Da Árvore da Vida para a Web da Vida: como as imagens do Google podem ajudar no estudo da evolução

quarta-feira, maio 11, 2016

Just Google it: assessing the use of Google Images to describe geographical variation in visible traits of organisms

Gabriella R. M. Leighton1,*, Pierre S. Hugo2, Alexandre Roulin3 andArjun Amar4

Article first published online: 11 MAY 2016

© 2016 The Authors. Methods in Ecology and Evolution © 2016 British Ecological Society

Methods in Ecology and Evolution

Early View (Online Version of Record published before inclusion in an issue)

Keywords: Accipiter melanoleucus ; Corvus cornix ; Corvus corone ; data collection; Google Images; hybrid zone; polymorphism; species distribution; Tyto alba ; Ursus americanus


Describing spatial patterns of phenotypic traits can be important for evolutionary and ecological studies. However, traditional approaches, such as fieldwork, can be time-consuming and expensive. Information technologies, such as Internet search engines, could facilitate the collection of these data. Google Images is one such technology that might offer an opportunity to rapidly collect information on spatial patterns of phenotypic traits.

We investigated the use of Google Images in extracting data on geographical variation in phenotypic traits visible from photographs. We compared the distribution of visual traits obtained from Google Images with four previous studies: colour morphs of black bear (Ursus americanus); colouration and spottiness in barn owl (Tyto alba); colour morphs of black sparrowhawk (Accipiter melanoleucus) and the distribution of hooded (Corvus corone) and carrion crows (Corvus cornix) across their European hybrid zone. Additionally, we develop and present a web application (morphic), which facilitates the human data capture process of this method.

We found good agreement between fieldwork data and Google Images data across all studies.
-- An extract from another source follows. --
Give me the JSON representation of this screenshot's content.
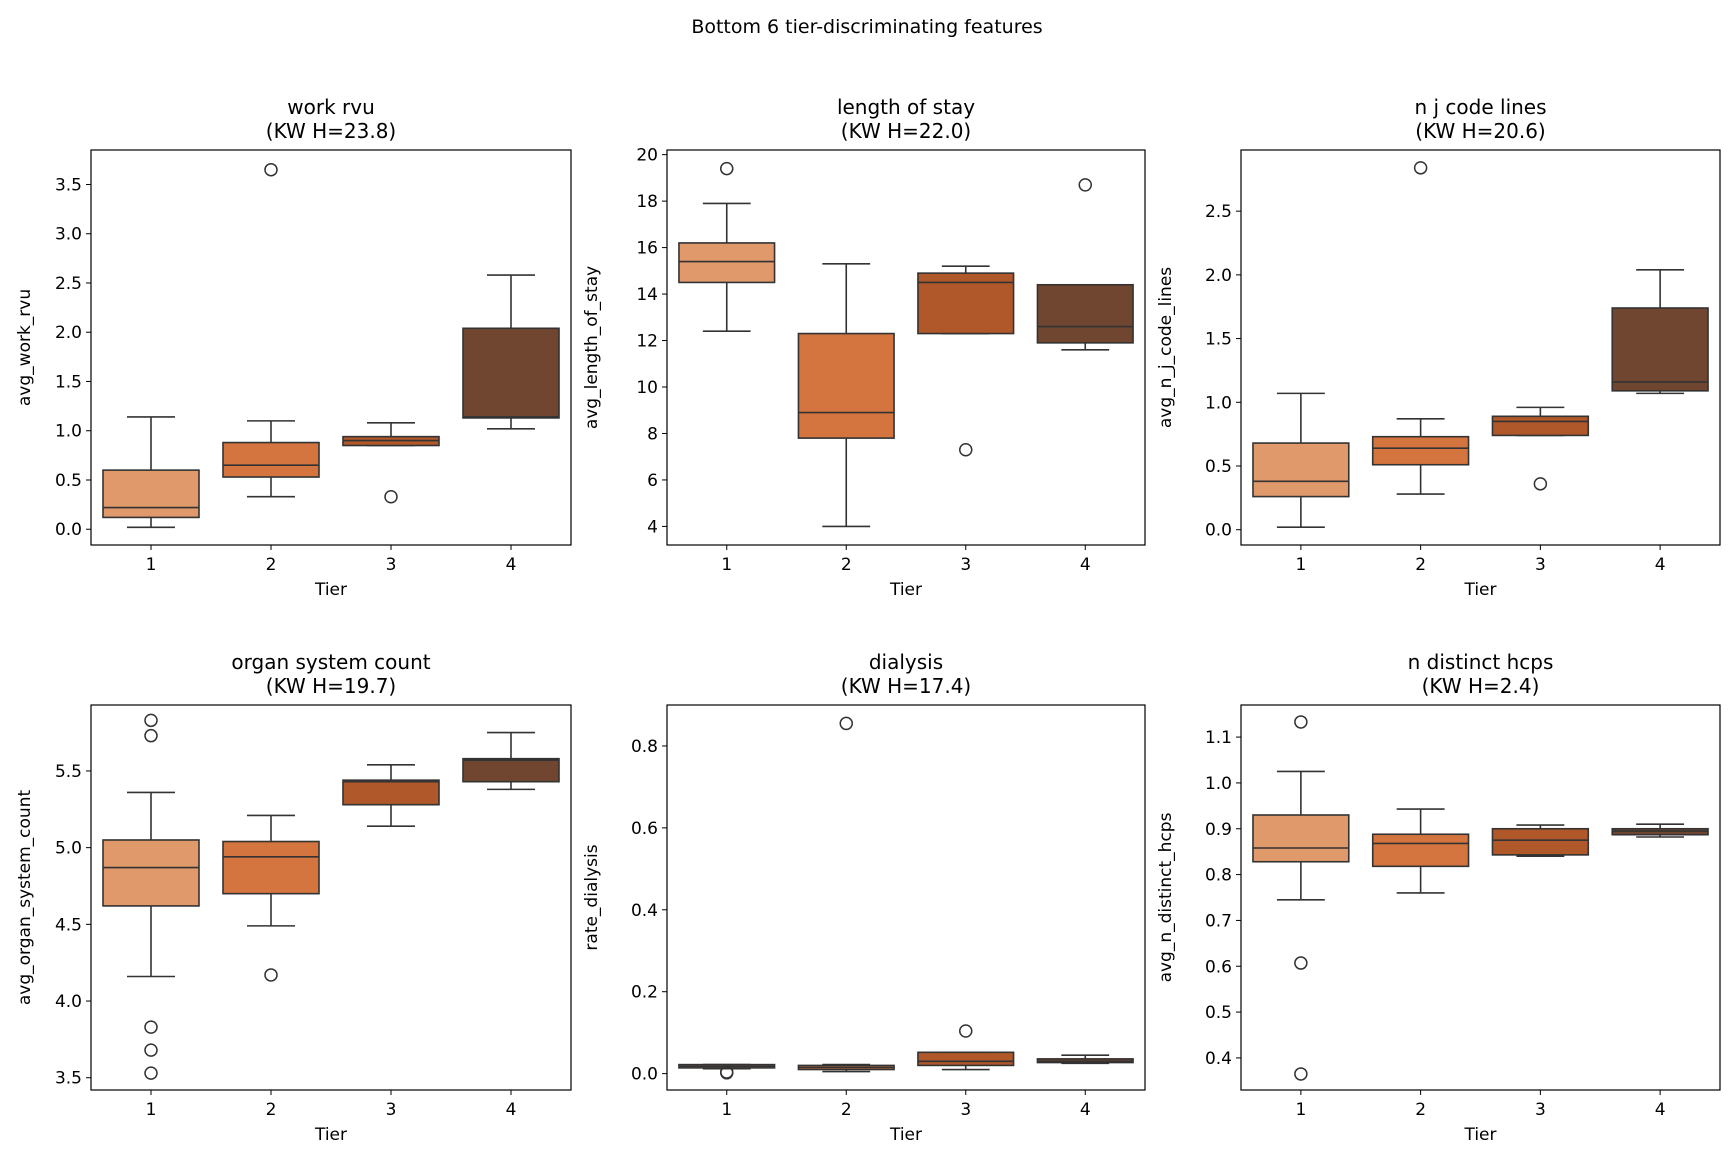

Indeed, there was strong agreement between the data obtained from the original study and from the Google Images method for the colour morphs of black bear (R2 = 80%) and for two barn owl plumage traits (R2 = 64% and 53%). Our approach also successfully matched the clinal variation of black sparrowhawks morphs across South Africa. Our method also gave a good agreement between the distribution of hooded and carrion crows (with 86% placed on the correct side of the hybrid zone line).
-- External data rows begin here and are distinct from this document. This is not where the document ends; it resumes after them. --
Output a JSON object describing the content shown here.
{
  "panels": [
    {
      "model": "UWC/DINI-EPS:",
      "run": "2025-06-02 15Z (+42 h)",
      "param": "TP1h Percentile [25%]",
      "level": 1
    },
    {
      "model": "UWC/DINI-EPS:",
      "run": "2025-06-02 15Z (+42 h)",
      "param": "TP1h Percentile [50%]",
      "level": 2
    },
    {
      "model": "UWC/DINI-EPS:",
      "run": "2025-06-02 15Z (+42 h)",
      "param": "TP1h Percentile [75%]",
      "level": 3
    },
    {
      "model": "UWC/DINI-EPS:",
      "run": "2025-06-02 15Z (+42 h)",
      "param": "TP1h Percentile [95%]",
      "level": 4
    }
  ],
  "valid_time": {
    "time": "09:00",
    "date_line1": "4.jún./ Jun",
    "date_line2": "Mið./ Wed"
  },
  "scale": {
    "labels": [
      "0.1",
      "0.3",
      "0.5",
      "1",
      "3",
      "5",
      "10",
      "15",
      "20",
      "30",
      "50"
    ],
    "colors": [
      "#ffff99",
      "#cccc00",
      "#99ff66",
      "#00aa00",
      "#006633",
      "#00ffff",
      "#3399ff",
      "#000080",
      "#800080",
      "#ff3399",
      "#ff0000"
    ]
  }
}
Our results suggest that this method can work well for visible traits of common and widespread species that are objective, binary, and easy to see irrespective of angle. The Google Images method is cost-effective and rapid and can be used with some confidence when investigating patterns of geographical variation, as well as a range of other applications. In many cases, it could therefore supplement or replace fieldwork.